Different Viewpoints and Conventions

The Bernoulli numbers can be regarded from four main viewpoints:

• as standalone arithmetical objects,
• as combinatorial objects,
• as values of a sequence of certain polynomials,
• as values of the Riemann zeta function.

Each of these viewpoints leads to a set of more or less different conventions.

Bernoulli numbers as standalone arithmetical objects.

Associated sequence: 1/6, −1/30, 1/42, −1/30, …

This is the viewpoint of Jakob Bernoulli. (See the cutout from his Ars Conjectandi, first edition, 1713). The Bernoulli numbers are understood as numbers, recursive in nature, invented to solve a certain arithmetical problem, the summation of powers, which is the paradigmatic application of the Bernoulli numbers. These are also the numbers appearing in the Taylor series expansion of tan(x) and tanh(x). It is misleading to call this viewpoint 'archaic'. For example Jean-Pierre Serre uses it in his highly acclaimed book A Course in Arithmetic which is a standard textbook used at many universities today.

Bernoulli numbers as combinatorial objects.

Associated sequence: 1, +1/2, 1/6, 0, …

This view focuses on the connection between Stirling numbers and Bernoulli numbers and arises naturally in the calculus of finite differences. In its most general and compact form this connection is summarized by the definition of the Stirling polynomials σ_n(x), formula (6.52) in Concrete Mathematics by Graham, Knuth and Patashnik.

In consequence B_n = n! σ_n(1) for n ≥ 0.

Bernoulli numbers as values of a sequence of certain polynomials.

Assuming the Bernoulli polynomials as already introduced the Bernoulli numbers can be defined in two different ways:

• B_n = B_n(0). Associated sequence: 1, −1/2, 1/6, 0, …
• B_n = B_n(1). Associated sequence: 1, +1/2, 1/6, 0, …

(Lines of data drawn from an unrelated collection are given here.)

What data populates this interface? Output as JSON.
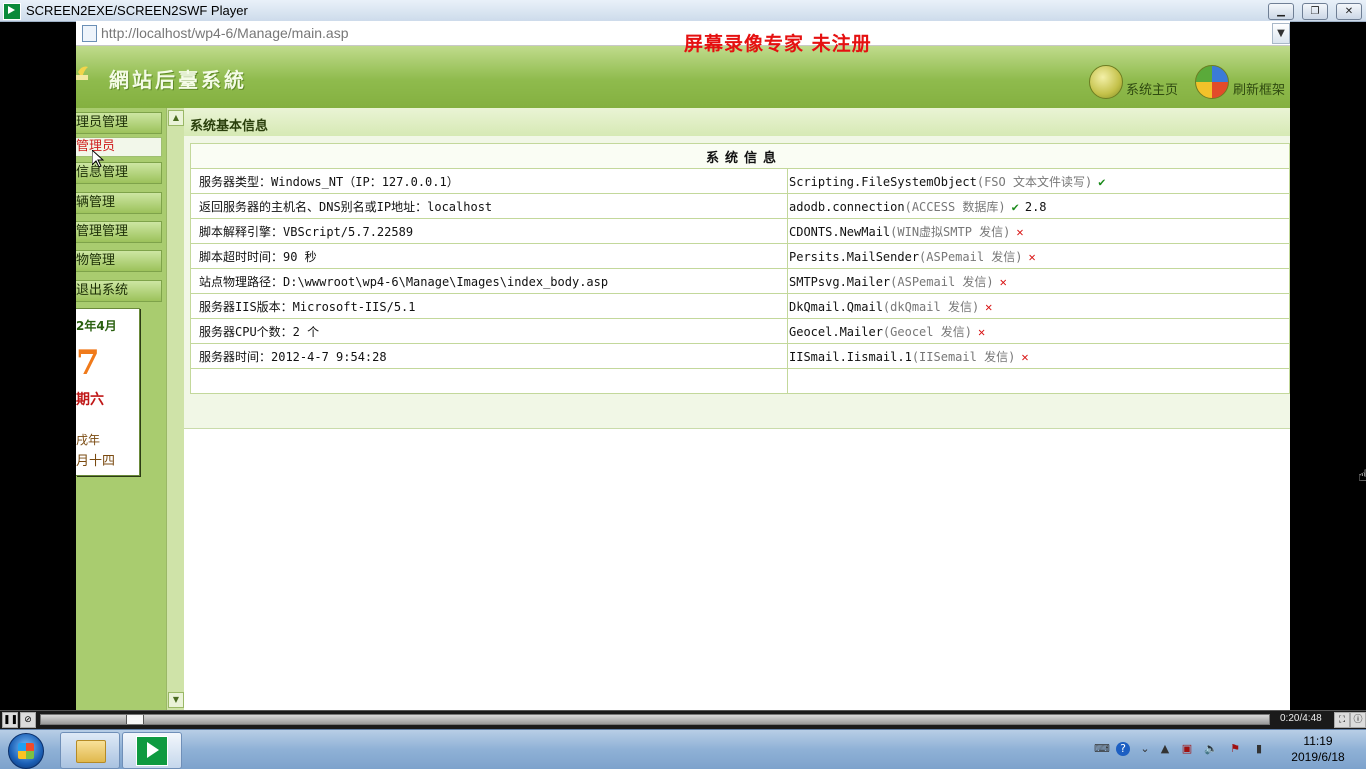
{
  "window": {
    "title": "SCREEN2EXE/SCREEN2SWF Player"
  },
  "browser": {
    "url": "http://localhost/wp4-6/Manage/main.asp"
  },
  "watermark": "屏幕录像专家  未注册",
  "header": {
    "logo_text": "網站后臺系統",
    "home_label": "系统主页",
    "refresh_label": "刷新框架"
  },
  "sidebar": {
    "items": [
      {
        "label": "理员管理"
      },
      {
        "label": "管理员"
      },
      {
        "label": "信息管理"
      },
      {
        "label": "辆管理"
      },
      {
        "label": "管理管理"
      },
      {
        "label": "物管理"
      },
      {
        "label": "退出系统"
      }
    ],
    "calendar": {
      "year_month": "2年4月",
      "day": "7",
      "weekday": "期六",
      "ganzhi": "戌年",
      "lunar": "月十四"
    }
  },
  "main": {
    "section_title": "系统基本信息",
    "table_header": "系统信息",
    "rows": [
      {
        "left": "服务器类型：Windows_NT（IP：127.0.0.1）",
        "comp": "Scripting.FileSystemObject",
        "desc": "(FSO 文本文件读写)",
        "status": "ok",
        "version": ""
      },
      {
        "left": "返回服务器的主机名、DNS别名或IP地址：localhost",
        "comp": "adodb.connection",
        "desc": "(ACCESS 数据库)",
        "status": "ok",
        "version": "2.8"
      },
      {
        "left": "脚本解释引擎：VBScript/5.7.22589",
        "comp": "CDONTS.NewMail",
        "desc": "(WIN虚拟SMTP 发信)",
        "status": "no",
        "version": ""
      },
      {
        "left": "脚本超时时间：90 秒",
        "comp": "Persits.MailSender",
        "desc": "(ASPemail 发信)",
        "status": "no",
        "version": ""
      },
      {
        "left": "站点物理路径：D:\\wwwroot\\wp4-6\\Manage\\Images\\index_body.asp",
        "comp": "SMTPsvg.Mailer",
        "desc": "(ASPemail 发信)",
        "status": "no",
        "version": ""
      },
      {
        "left": "服务器IIS版本：Microsoft-IIS/5.1",
        "comp": "DkQmail.Qmail",
        "desc": "(dkQmail 发信)",
        "status": "no",
        "version": ""
      },
      {
        "left": "服务器CPU个数：2 个",
        "comp": "Geocel.Mailer",
        "desc": "(Geocel 发信)",
        "status": "no",
        "version": ""
      },
      {
        "left": "服务器时间：2012-4-7 9:54:28",
        "comp": "IISmail.Iismail.1",
        "desc": "(IISemail 发信)",
        "status": "no",
        "version": ""
      }
    ],
    "status_glyphs": {
      "ok": "✔",
      "no": "✕"
    }
  },
  "player": {
    "time": "0:20/4:48",
    "progress": 0.07
  },
  "taskbar": {
    "clock_time": "11:19",
    "clock_date": "2019/6/18"
  },
  "icons": [
    "app-icon",
    "minimize-icon",
    "maximize-icon",
    "close-icon",
    "page-icon",
    "dropdown-icon",
    "home-icon",
    "refresh-icon",
    "pause-icon",
    "stop-icon",
    "fullscreen-icon",
    "info-icon",
    "start-orb-icon",
    "folder-icon",
    "speaker-icon",
    "network-icon"
  ],
  "colors": {
    "header_green": "#8fbb4d",
    "watermark_red": "#e51010",
    "ok_green": "#1a8a1a",
    "error_red": "#d81010"
  }
}
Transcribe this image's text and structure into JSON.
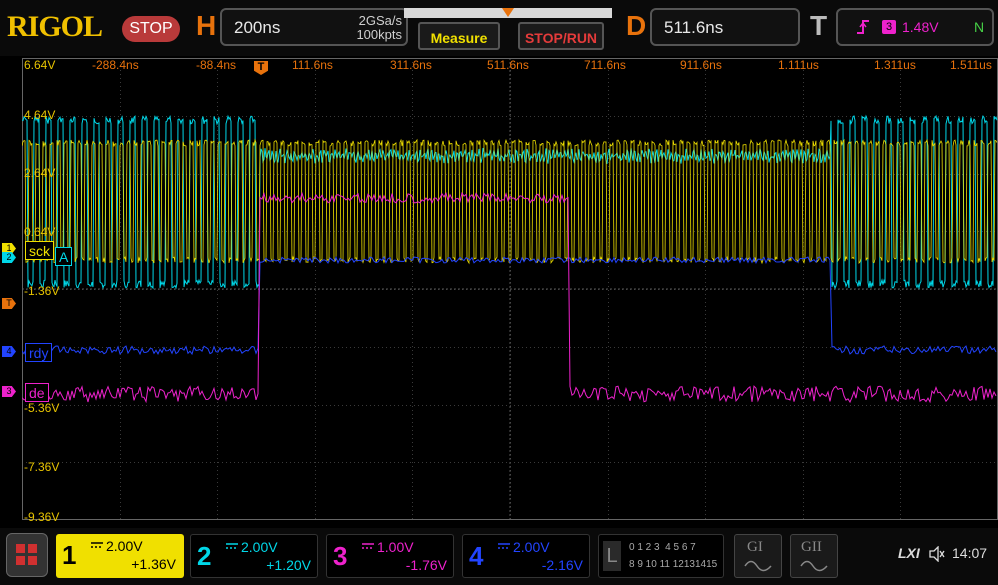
{
  "header": {
    "brand": "RIGOL",
    "run_state": "STOP",
    "horizontal": {
      "letter": "H",
      "timebase": "200ns",
      "sample_rate": "2GSa/s",
      "memory_depth": "100kpts"
    },
    "measure_label": "Measure",
    "stop_run_label": "STOP/RUN",
    "delay": {
      "letter": "D",
      "value": "511.6ns"
    },
    "trigger": {
      "letter": "T",
      "source": "3",
      "level": "1.48V",
      "sweep": "N",
      "edge_icon": "rising-edge-icon"
    }
  },
  "grid": {
    "time_labels": [
      "-288.4ns",
      "-88.4ns",
      "111.6ns",
      "311.6ns",
      "511.6ns",
      "711.6ns",
      "911.6ns",
      "1.111us",
      "1.311us",
      "1.511us"
    ],
    "volt_labels": [
      "6.64V",
      "4.64V",
      "2.64V",
      "0.64V",
      "-1.36V",
      "-5.36V",
      "-7.36V",
      "-9.36V"
    ],
    "trigger_marker": "T"
  },
  "channels": [
    {
      "num": "1",
      "tag": "sck",
      "scale": "2.00V",
      "offset": "+1.36V",
      "color": "#f0e000",
      "coupling": "DC"
    },
    {
      "num": "2",
      "tag": "A",
      "scale": "2.00V",
      "offset": "+1.20V",
      "color": "#00d7e8",
      "coupling": "DC"
    },
    {
      "num": "3",
      "tag": "de",
      "scale": "1.00V",
      "offset": "-1.76V",
      "color": "#ee22cc",
      "coupling": "DC"
    },
    {
      "num": "4",
      "tag": "rdy",
      "scale": "2.00V",
      "offset": "-2.16V",
      "color": "#2244ff",
      "coupling": "DC"
    }
  ],
  "footer": {
    "menu_icon": "grid-menu-icon",
    "logic_letter": "L",
    "logic_row1": "0 1 2 3  4 5 6 7",
    "logic_row2": "8 9 10 11 12131415",
    "math1": "GI",
    "math2": "GII",
    "lxi": "LXI",
    "speaker_icon": "speaker-muted-icon",
    "time": "14:07"
  },
  "colors": {
    "accent": "#e8720c",
    "ch1": "#f0e000",
    "ch2": "#00d7e8",
    "ch3": "#ee22cc",
    "ch4": "#2244ff",
    "stop": "#b93a3a"
  }
}
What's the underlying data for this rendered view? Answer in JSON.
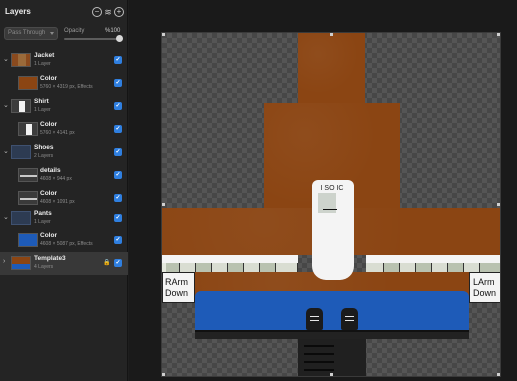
{
  "panel": {
    "title": "Layers",
    "blend_mode": "Pass Through",
    "opacity_label": "Opacity",
    "opacity_value": "%100",
    "opacity_fraction": 1.0
  },
  "layers": [
    {
      "name": "Jacket",
      "sub": "1 Layer"
    },
    {
      "name": "Color",
      "sub": "5760 × 4319 px, Effects"
    },
    {
      "name": "Shirt",
      "sub": "1 Layer"
    },
    {
      "name": "Color",
      "sub": "5760 × 4141 px"
    },
    {
      "name": "Shoes",
      "sub": "2 Layers"
    },
    {
      "name": "details",
      "sub": "4608 × 944 px"
    },
    {
      "name": "Color",
      "sub": "4608 × 1091 px"
    },
    {
      "name": "Pants",
      "sub": "1 Layer"
    },
    {
      "name": "Color",
      "sub": "4608 × 5087 px, Effects"
    },
    {
      "name": "Template3",
      "sub": "4 Layers"
    }
  ],
  "canvas": {
    "left_arm_label_1": "RArm",
    "left_arm_label_2": "Down",
    "right_arm_label_1": "LArm",
    "right_arm_label_2": "Down",
    "face_text": "I SO IC"
  },
  "colors": {
    "accent": "#2f7fe0",
    "jacket": "#8b4513",
    "pants": "#1e5bb8"
  },
  "icons": {
    "minus": "remove-layer-icon",
    "stack": "layers-stack-icon",
    "plus": "add-layer-icon",
    "check": "checkmark-icon",
    "lock": "lock-icon"
  }
}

The two definitions differ only in the sign of B₁. The choice B_n = B_n(0) is the convention used in the Handbook of Mathematical Functions.

Bernoulli numbers as values of the Riemann zeta function.

Associated sequence: 1, +1/2, 1/6, 0, …

Using this convention, the values of the Riemann zeta function satisfy nζ(1 − n) = −B_n for all integers n≥0. (See the paper of S. C. Woon; the expression nζ(1 − n) for n = 0 is to be understood as lim_{x → 0} xζ(1 − x).)